Glatteis-Drama in der Fußgängerzone: Eine Passantin stürzt und verletzt sich – doch wer trägt die Schuld? Hausmeisterdienst und Immobilienverwaltung geraten in einen Rechtsstreit um die Räumpflicht vor einem Geschäftsgebäude. Gerichte entscheiden: Trotz reduziertem Auftrag war die Verkehrssicherungspflicht erfüllt. Zum vorliegenden Urteil Az.: 13 S 96/23 | | Kontakt
Das Wichtigste in Kürze
- Gericht: Landgericht Saarbrücken
- Datum: 13.06.2024
- Aktenzeichen: 13 S 96/23
- Verfahrensart: Berufungsverfahren
- Rechtsbereiche: Deliktsrecht, Verkehrssicherungspflicht
Beteiligte Parteien:
- Klägerin: Eine Personen, die Schmerzensgeld und Schadensersatz nach einem Sturz auf schneeglatter Fläche fordert. Sie argumentiert, dass die Beklagte ihre Räum- und Streupflichten verletzt habe.
- Beklagte: Ein Immobilienverwaltungsunternehmen, das für die Räum- und Streupflicht am Unfallort verantwortlich ist. Sie bestreitet die Pflichtverletzung und argumentiert, dass der Winterdienst korrekt ausgeführt wurde.
Um was ging es?
- Sachverhalt: Die Klägerin stürzte am 13.01.2021 wegen Schnee- und Eisglätte und erlitt Verletzungen. Sie macht geltend, dass die Beklagte ihre Räum- und Streupflicht verletzt hat. Die Beklagte hatte einen Hausmeisterdienst mit dem Winterdienst beauftragt, jedoch war der Umfang der Dienstleistung vor dem Sturz reduziert worden.
- Kern des Rechtsstreits: Die Frage, ob die Beklagte ihre Räum- und Streupflicht korrekt ausgeführt hat oder durch die Beauftragung eines Hausmeisterdienstes ordnungsgemäß übertragen hat.
Was wurde entschieden?
- Entscheidung: Die Berufung der Klägerin wurde zurückgewiesen.
- Begründung: Das Gericht stellte fest, dass die Beklagte ihre Verkehrssicherungspflicht nicht verletzt hat, da der Hausmeisterdienst die erforderlichen Winterdienstmaßnahmen durchgeführt hat. Zudem reicht die Beauftragung eines qualifizierten Hausmeisterdienstes zur Erfüllung der Räum- und Streupflicht aus.
- Folgen: Die Klägerin trägt die Kosten des Berufungsverfahrens. Das Urteil ist vorläufig vollstreckbar und die Revision wurde nicht zugelassen.

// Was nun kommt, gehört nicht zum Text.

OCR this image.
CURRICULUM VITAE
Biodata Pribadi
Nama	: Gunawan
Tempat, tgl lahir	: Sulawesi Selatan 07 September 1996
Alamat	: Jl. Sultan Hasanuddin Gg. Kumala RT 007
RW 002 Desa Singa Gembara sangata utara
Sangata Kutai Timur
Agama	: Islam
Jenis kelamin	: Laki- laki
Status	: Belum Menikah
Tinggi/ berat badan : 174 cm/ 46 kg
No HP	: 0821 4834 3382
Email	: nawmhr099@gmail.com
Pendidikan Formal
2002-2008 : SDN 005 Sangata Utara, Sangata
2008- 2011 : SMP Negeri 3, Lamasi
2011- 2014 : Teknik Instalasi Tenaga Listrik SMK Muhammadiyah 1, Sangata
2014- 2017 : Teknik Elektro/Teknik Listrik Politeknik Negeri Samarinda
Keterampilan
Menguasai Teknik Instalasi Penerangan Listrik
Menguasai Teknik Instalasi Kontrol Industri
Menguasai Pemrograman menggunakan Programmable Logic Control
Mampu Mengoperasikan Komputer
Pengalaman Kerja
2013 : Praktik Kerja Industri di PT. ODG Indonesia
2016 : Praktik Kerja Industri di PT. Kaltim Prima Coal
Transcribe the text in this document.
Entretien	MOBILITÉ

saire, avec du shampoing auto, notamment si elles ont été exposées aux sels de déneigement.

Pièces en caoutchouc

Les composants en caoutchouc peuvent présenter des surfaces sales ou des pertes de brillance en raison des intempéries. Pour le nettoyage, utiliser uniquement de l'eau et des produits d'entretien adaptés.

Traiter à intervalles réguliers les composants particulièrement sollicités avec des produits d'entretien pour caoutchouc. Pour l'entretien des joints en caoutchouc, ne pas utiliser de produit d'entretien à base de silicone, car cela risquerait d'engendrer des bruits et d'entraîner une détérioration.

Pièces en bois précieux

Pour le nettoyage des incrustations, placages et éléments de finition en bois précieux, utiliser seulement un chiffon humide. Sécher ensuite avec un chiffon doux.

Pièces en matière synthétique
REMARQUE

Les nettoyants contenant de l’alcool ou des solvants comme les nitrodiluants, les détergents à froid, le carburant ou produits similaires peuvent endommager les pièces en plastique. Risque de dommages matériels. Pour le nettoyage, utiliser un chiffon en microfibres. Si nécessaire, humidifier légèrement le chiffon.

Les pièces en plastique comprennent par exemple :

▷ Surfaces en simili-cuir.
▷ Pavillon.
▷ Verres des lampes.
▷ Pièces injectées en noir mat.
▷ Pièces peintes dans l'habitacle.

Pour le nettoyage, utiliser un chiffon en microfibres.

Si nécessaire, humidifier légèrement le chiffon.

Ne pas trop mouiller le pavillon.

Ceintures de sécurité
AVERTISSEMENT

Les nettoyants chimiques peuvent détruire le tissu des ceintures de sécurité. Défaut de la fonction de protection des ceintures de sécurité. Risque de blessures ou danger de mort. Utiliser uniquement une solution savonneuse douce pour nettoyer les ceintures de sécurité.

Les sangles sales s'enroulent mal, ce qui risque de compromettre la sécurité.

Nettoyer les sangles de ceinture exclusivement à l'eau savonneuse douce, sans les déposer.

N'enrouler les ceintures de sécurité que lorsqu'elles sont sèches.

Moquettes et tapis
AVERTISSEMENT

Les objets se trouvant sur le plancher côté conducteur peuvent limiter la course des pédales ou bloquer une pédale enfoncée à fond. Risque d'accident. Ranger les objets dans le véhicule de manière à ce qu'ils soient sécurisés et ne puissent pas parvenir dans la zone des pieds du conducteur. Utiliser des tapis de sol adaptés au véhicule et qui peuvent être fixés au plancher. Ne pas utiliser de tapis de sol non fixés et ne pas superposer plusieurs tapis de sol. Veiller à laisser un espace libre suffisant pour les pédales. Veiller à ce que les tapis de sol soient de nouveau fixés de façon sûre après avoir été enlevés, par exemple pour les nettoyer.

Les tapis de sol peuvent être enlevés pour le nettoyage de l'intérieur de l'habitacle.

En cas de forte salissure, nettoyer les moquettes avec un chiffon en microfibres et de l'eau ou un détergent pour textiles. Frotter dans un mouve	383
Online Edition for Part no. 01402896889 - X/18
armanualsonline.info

Winterdienstpflicht: Rechtliche Konsequenzen bei Verstößen gegen Räumverordnung
In den winterlichen Monaten wird die Einhaltung der Räum- und Streupflicht zu einem wichtigen Thema für Eigentümer und Anlieger. Die gesetzlichen Vorschriften zum Winterdienst verpflichten Grundstückseigentümer dazu, Gehwege und Zufahrten von Schnee und Eis zu befreien, um die öffentliche Sicherheit zu gewährleisten. Dies beinhaltet nicht nur das ordnungsgemäße Räumen bei Schneefall, sondern auch die geeigneten Frostschutzmaßnahmen, um glatte Straßen zu verhindern. Verletzen Anlieger ihre Verantwortung, können sie haftbar gemacht werden, wenn es zu Unfällen kommt. Die spezifischen Regelungen variieren häufig nach kommunalen Schneeverordnungen, sodass es für die Betroffenen wichtig ist, sich über ihre Pflichten im Klaren zu sein. Im weiteren Verlauf wird ein konkreter Fall betrachtet, der die Herausforderungen und rechtlichen Fragen rund um die winterliche Schneebeseitigungspflicht beleuchtet.
Der Fall vor Gericht
Sturz auf winterglatter Straße – Hausmeisterdienst erfüllte Räumpflicht trotz eingeschränktem Auftrag
Die Immobilienverwaltung eines Geschäftsgebäudes in einer Fußgängerzone musste sich vor dem Landgericht Saarbrücken gegen Schadenersatzansprüche einer Passantin verteidigen, die auf schneeglatter Straße gestürzt war….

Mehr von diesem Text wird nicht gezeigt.